Google is quick to point out that this is a work in progress, so there are likely to still be bugs and things that need changing before the consumer release of the new operating system.
So what’s new in the second developer preview of Android Wear 2.0? Perhaps the biggest change is that developers now have access to wrist gestures. Previously, you were been able to scroll through the notifications stream using wrist gestures. Now that the system is open developers, however, those developers will be able to incorporate the same concept into their apps and software. Wrist gestures improve Android Wear single-hand use and eliminate the need to operate the device using a tiny touchscreen.
Of course, open wrist gestures isn’t the only change.

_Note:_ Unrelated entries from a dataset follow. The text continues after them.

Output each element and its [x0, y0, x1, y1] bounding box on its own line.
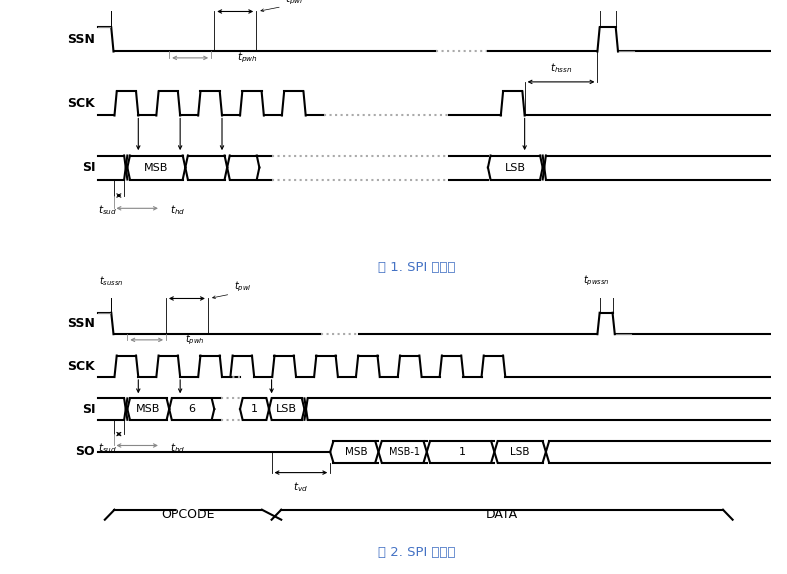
Text: $t_{hd}$: $t_{hd}$ — [171, 204, 186, 218]
Text: 6: 6 — [188, 404, 195, 414]
Text: SI: SI — [82, 161, 95, 174]
Text: SO: SO — [76, 445, 95, 459]
Text: 图 2. SPI 读时序: 图 2. SPI 读时序 — [379, 546, 456, 559]
Text: LSB: LSB — [276, 404, 297, 414]
Text: SCK: SCK — [68, 360, 95, 373]
Text: SSN: SSN — [67, 317, 95, 330]
Text: SCK: SCK — [68, 97, 95, 110]
Text: $t_{pwh}$: $t_{pwh}$ — [185, 333, 205, 347]
Text: SI: SI — [82, 402, 95, 416]
Text: MSB: MSB — [136, 404, 161, 414]
Text: $t_{pwl}$: $t_{pwl}$ — [235, 280, 252, 294]
Text: 1: 1 — [459, 447, 466, 457]
Text: $t_{pwl}$: $t_{pwl}$ — [286, 0, 304, 7]
Text: $t_{pwssn}$: $t_{pwssn}$ — [583, 274, 610, 289]
Text: $t_{hd}$: $t_{hd}$ — [171, 441, 186, 455]
Text: $t_{vd}$: $t_{vd}$ — [294, 480, 309, 494]
Text: $t_{sussn}$: $t_{sussn}$ — [99, 275, 124, 289]
Text: $t_{sud}$: $t_{sud}$ — [98, 204, 117, 218]
Text: 1: 1 — [251, 404, 258, 414]
Text: $t_{sud}$: $t_{sud}$ — [98, 441, 117, 455]
Text: $t_{hssn}$: $t_{hssn}$ — [550, 61, 572, 76]
Text: OPCODE: OPCODE — [161, 508, 215, 521]
Text: LSB: LSB — [504, 162, 526, 173]
Text: $t_{pwh}$: $t_{pwh}$ — [237, 51, 257, 65]
Text: MSB: MSB — [345, 447, 368, 457]
Text: LSB: LSB — [511, 447, 530, 457]
Text: MSB: MSB — [144, 162, 168, 173]
Text: DATA: DATA — [486, 508, 518, 521]
Text: 图 1. SPI 写时序: 图 1. SPI 写时序 — [379, 261, 456, 274]
Text: MSB-1: MSB-1 — [389, 447, 419, 457]
Text: SSN: SSN — [67, 33, 95, 46]
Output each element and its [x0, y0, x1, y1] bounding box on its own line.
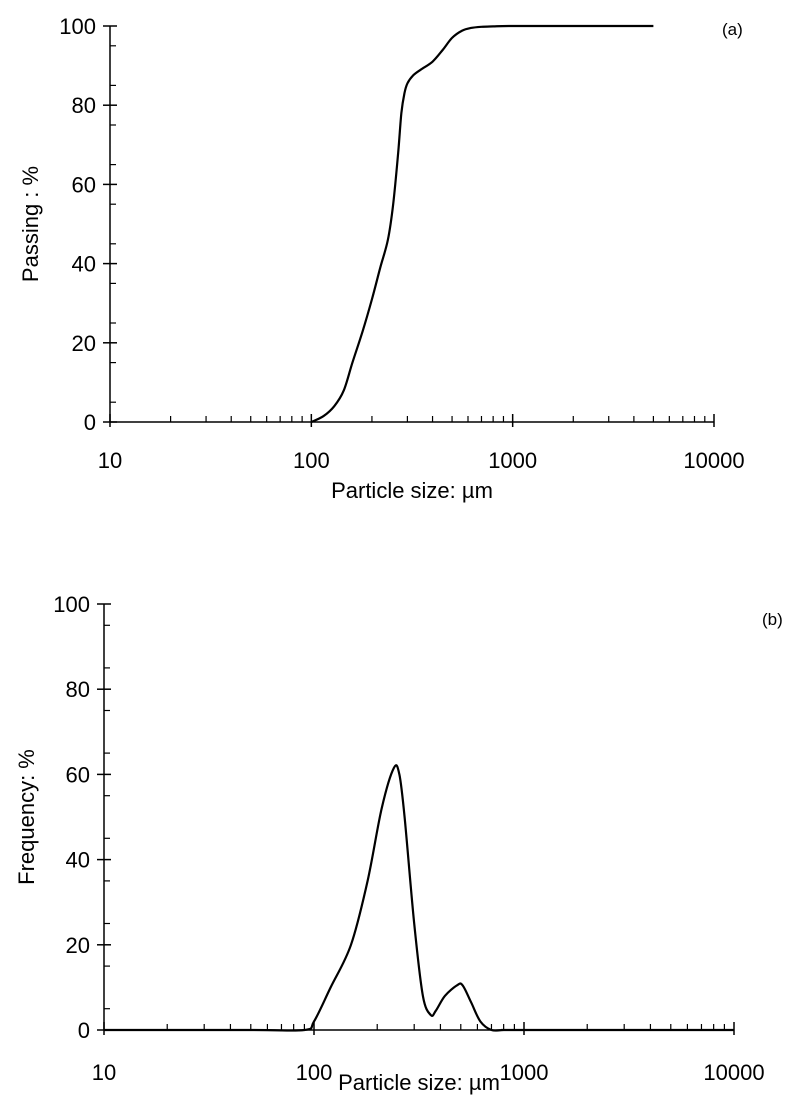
y-tick-label: 20	[66, 933, 90, 958]
y-tick-label: 80	[72, 93, 96, 118]
series-line-0	[310, 24, 654, 423]
y-tick-label: 20	[72, 331, 96, 356]
y-tick-label: 0	[84, 410, 96, 435]
y-tick-label: 60	[72, 172, 96, 197]
x-tick-label: 1000	[500, 1060, 549, 1085]
y-axis-title: Passing : %	[18, 166, 43, 282]
x-axis-title: Particle size: µm	[338, 1070, 500, 1095]
x-axis-title: Particle size: µm	[331, 478, 493, 503]
y-tick-label: 40	[72, 252, 96, 277]
y-tick-label: 80	[66, 677, 90, 702]
x-tick-label: 10000	[683, 448, 744, 473]
series-line-0	[104, 764, 734, 1032]
x-tick-label: 100	[293, 448, 330, 473]
chart-panel-b: 0 20 40 60 80 100 10 100 1000 10000 Particle size:…	[14, 592, 783, 1095]
x-tick-label: 10000	[703, 1060, 764, 1085]
y-axis-title: Frequency: %	[14, 749, 39, 885]
y-tick-label: 0	[78, 1018, 90, 1043]
x-tick-label: 10	[92, 1060, 116, 1085]
y-tick-label: 100	[53, 592, 90, 617]
chart-panel-a: 0 20 40 60 80 100 10 100 1000 10000 Particle size:…	[18, 14, 745, 503]
panel-label: (b)	[762, 610, 783, 629]
y-tick-label: 60	[66, 762, 90, 787]
y-tick-label: 40	[66, 848, 90, 873]
y-tick-label: 100	[59, 14, 96, 39]
x-tick-label: 1000	[488, 448, 537, 473]
x-tick-label: 100	[296, 1060, 333, 1085]
panel-label: (a)	[722, 20, 743, 39]
x-tick-label: 10	[98, 448, 122, 473]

While Google launched wearable drawers back in the first developer preview of Android Wear 2.0, which allow users to jump to different screens within the same app, it has now added more support for the feature. For example, the changes will make it easier for users to access to drawers as they scroll through an app.
Android Wear 2.0 is fairly highly anticipated, and many are hoping it will fix many of the mistakes of the original Android Wear. While Android Wear has become quite popular through devices like the Moto 360, many argue that the operating system has a long way to go before it becomes truly helpful in everyday life.
Still, Android Wear 2.0 seems like a pretty nice update. Apart from the features in the new developer preview, the new OS will support stand-alone apps, as well as new ways to message, which will be very helpful considering the fact that trying to type on a tiny smartwatch display can get a little frustrating. The new operating system should be released at some point in the fall, possibly alongside Nexus-branded smartwatches.